Supreme Court Signals Potentially Significant Shift in Personal Jurisdiction Law
In a recent decision, the Supreme Court vacated a ruling by the Pennsylvania Supreme Court in a lawsuit filed by Robert Mallory, a former employee of Norfolk Southern, under the Federal Employers’ Liability Act (FELA). Mallory sued his employer alleging negligence leading to his cancer diagnosis. The key issue in the case was whether the Pennsylvania court had personal jurisdiction over Norfolk Southern, given that the company was incorporated and headquartered in Virginia and Mr. Mallory’s exposure to carcinogens occurred in Ohio and Virginia.
The Pennsylvania Supreme Court sided with Norfolk Southern, ruling that Pennsylvania’s law requiring out-of-state corporations to answer suits against them as a condition of doing business in the state violated the Due Process Clause.
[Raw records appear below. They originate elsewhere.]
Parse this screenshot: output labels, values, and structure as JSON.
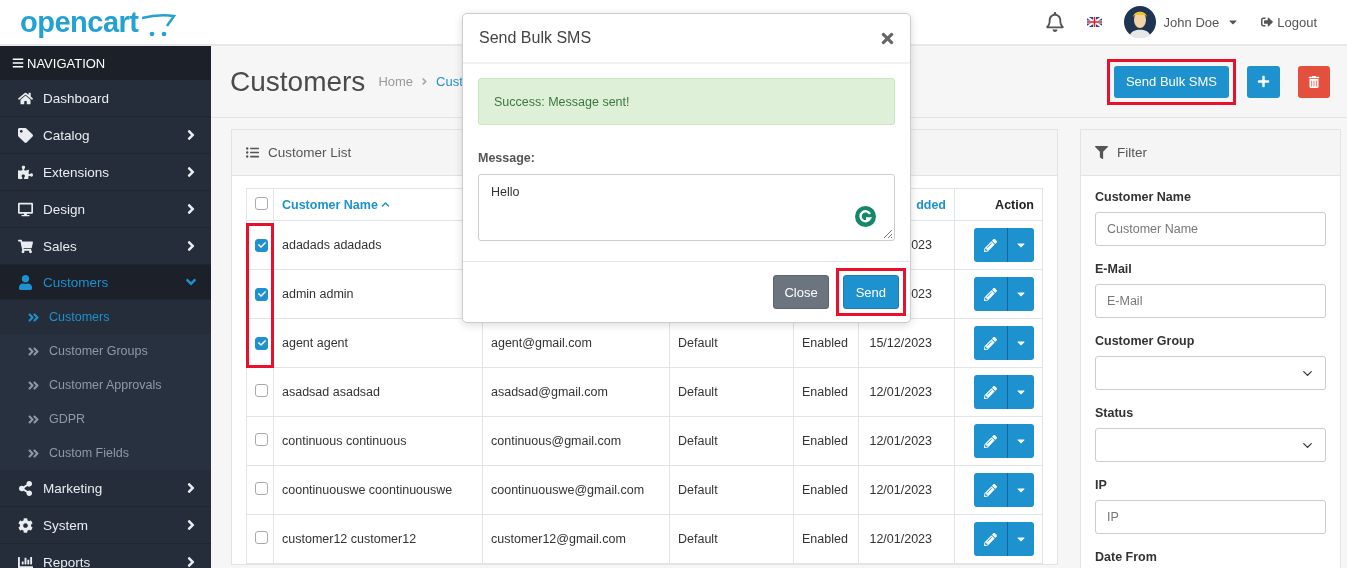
{
  "header": {
    "logo": "opencart",
    "user": "John Doe",
    "logout": "Logout"
  },
  "sidebar": {
    "title": "NAVIGATION",
    "items": [
      {
        "label": "Dashboard",
        "kind": "link",
        "selected": false
      },
      {
        "label": "Catalog",
        "kind": "menu",
        "expanded": false,
        "selected": false
      },
      {
        "label": "Extensions",
        "kind": "menu",
        "expanded": false,
        "selected": false
      },
      {
        "label": "Design",
        "kind": "menu",
        "expanded": false,
        "selected": false
      },
      {
        "label": "Sales",
        "kind": "menu",
        "expanded": false,
        "selected": false
      },
      {
        "label": "Customers",
        "kind": "menu",
        "expanded": true,
        "selected": true,
        "children": [
          {
            "label": "Customers",
            "selected": true
          },
          {
            "label": "Customer Groups",
            "selected": false
          },
          {
            "label": "Customer Approvals",
            "selected": false
          },
          {
            "label": "GDPR",
            "selected": false
          },
          {
            "label": "Custom Fields",
            "selected": false
          }
        ]
      },
      {
        "label": "Marketing",
        "kind": "menu",
        "expanded": false,
        "selected": false
      },
      {
        "label": "System",
        "kind": "menu",
        "expanded": false,
        "selected": false
      },
      {
        "label": "Reports",
        "kind": "menu",
        "expanded": false,
        "selected": false
      }
    ]
  },
  "page": {
    "title": "Customers",
    "breadcrumbs": [
      "Home",
      "Cust"
    ],
    "actions": [
      {
        "kind": "text",
        "label": "Send Bulk SMS",
        "highlighted": true
      },
      {
        "kind": "add",
        "highlighted": false
      },
      {
        "kind": "delete",
        "highlighted": false
      }
    ]
  },
  "list": {
    "title": "Customer List",
    "header": {
      "checked": false,
      "name": "Customer Name",
      "sorted": true,
      "date_added": "dded",
      "action": "Action"
    },
    "rows": [
      {
        "checked": true,
        "name": "adadads adadads",
        "date_added": "023"
      },
      {
        "checked": true,
        "name": "admin admin",
        "date_added": "023"
      },
      {
        "checked": true,
        "name": "agent agent",
        "email": "agent@gmail.com",
        "group": "Default",
        "status": "Enabled",
        "date_added": "15/12/2023"
      },
      {
        "checked": false,
        "name": "asadsad asadsad",
        "email": "asadsad@gmail.com",
        "group": "Default",
        "status": "Enabled",
        "date_added": "12/01/2023"
      },
      {
        "checked": false,
        "name": "continuous continuous",
        "email": "continuous@gmail.com",
        "group": "Default",
        "status": "Enabled",
        "date_added": "12/01/2023"
      },
      {
        "checked": false,
        "name": "coontinuouswe coontinuouswe",
        "email": "coontinuouswe@gmail.com",
        "group": "Default",
        "status": "Enabled",
        "date_added": "12/01/2023"
      },
      {
        "checked": false,
        "name": "customer12 customer12",
        "email": "customer12@gmail.com",
        "group": "Default",
        "status": "Enabled",
        "date_added": "12/01/2023"
      }
    ]
  },
  "filter": {
    "title": "Filter",
    "fields": [
      {
        "label": "Customer Name",
        "kind": "text",
        "placeholder": "Customer Name"
      },
      {
        "label": "E-Mail",
        "kind": "text",
        "placeholder": "E-Mail"
      },
      {
        "label": "Customer Group",
        "kind": "select"
      },
      {
        "label": "Status",
        "kind": "select"
      },
      {
        "label": "IP",
        "kind": "text",
        "placeholder": "IP"
      },
      {
        "label": "Date From",
        "kind": "hidden"
      }
    ]
  },
  "modal": {
    "title": "Send Bulk SMS",
    "alert": "Success: Message sent!",
    "message_label": "Message:",
    "message": "Hello",
    "buttons": [
      {
        "label": "Close",
        "kind": "secondary",
        "highlighted": false
      },
      {
        "label": "Send",
        "kind": "primary",
        "highlighted": true
      }
    ]
  }
}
The U.S. Supreme Court, however, disagreed, holding that the Pennsylvania law at issue did not violate due process and, as a result, could permit the exercise of general personal jurisdiction over a defendant in a jurisdiction other than the defendant’s place of incorporation or headquarters. In so ruling, the Supreme Court potentially upended what many litigators had come to consider black-letter law – that general personal jurisdiction over a defendant will lie only in the defendant’s place of incorporation and headquarters.
The case is Mallory v. Norfolk Southern Railway Co., Case No. 21-1168, Supreme Court of the United States.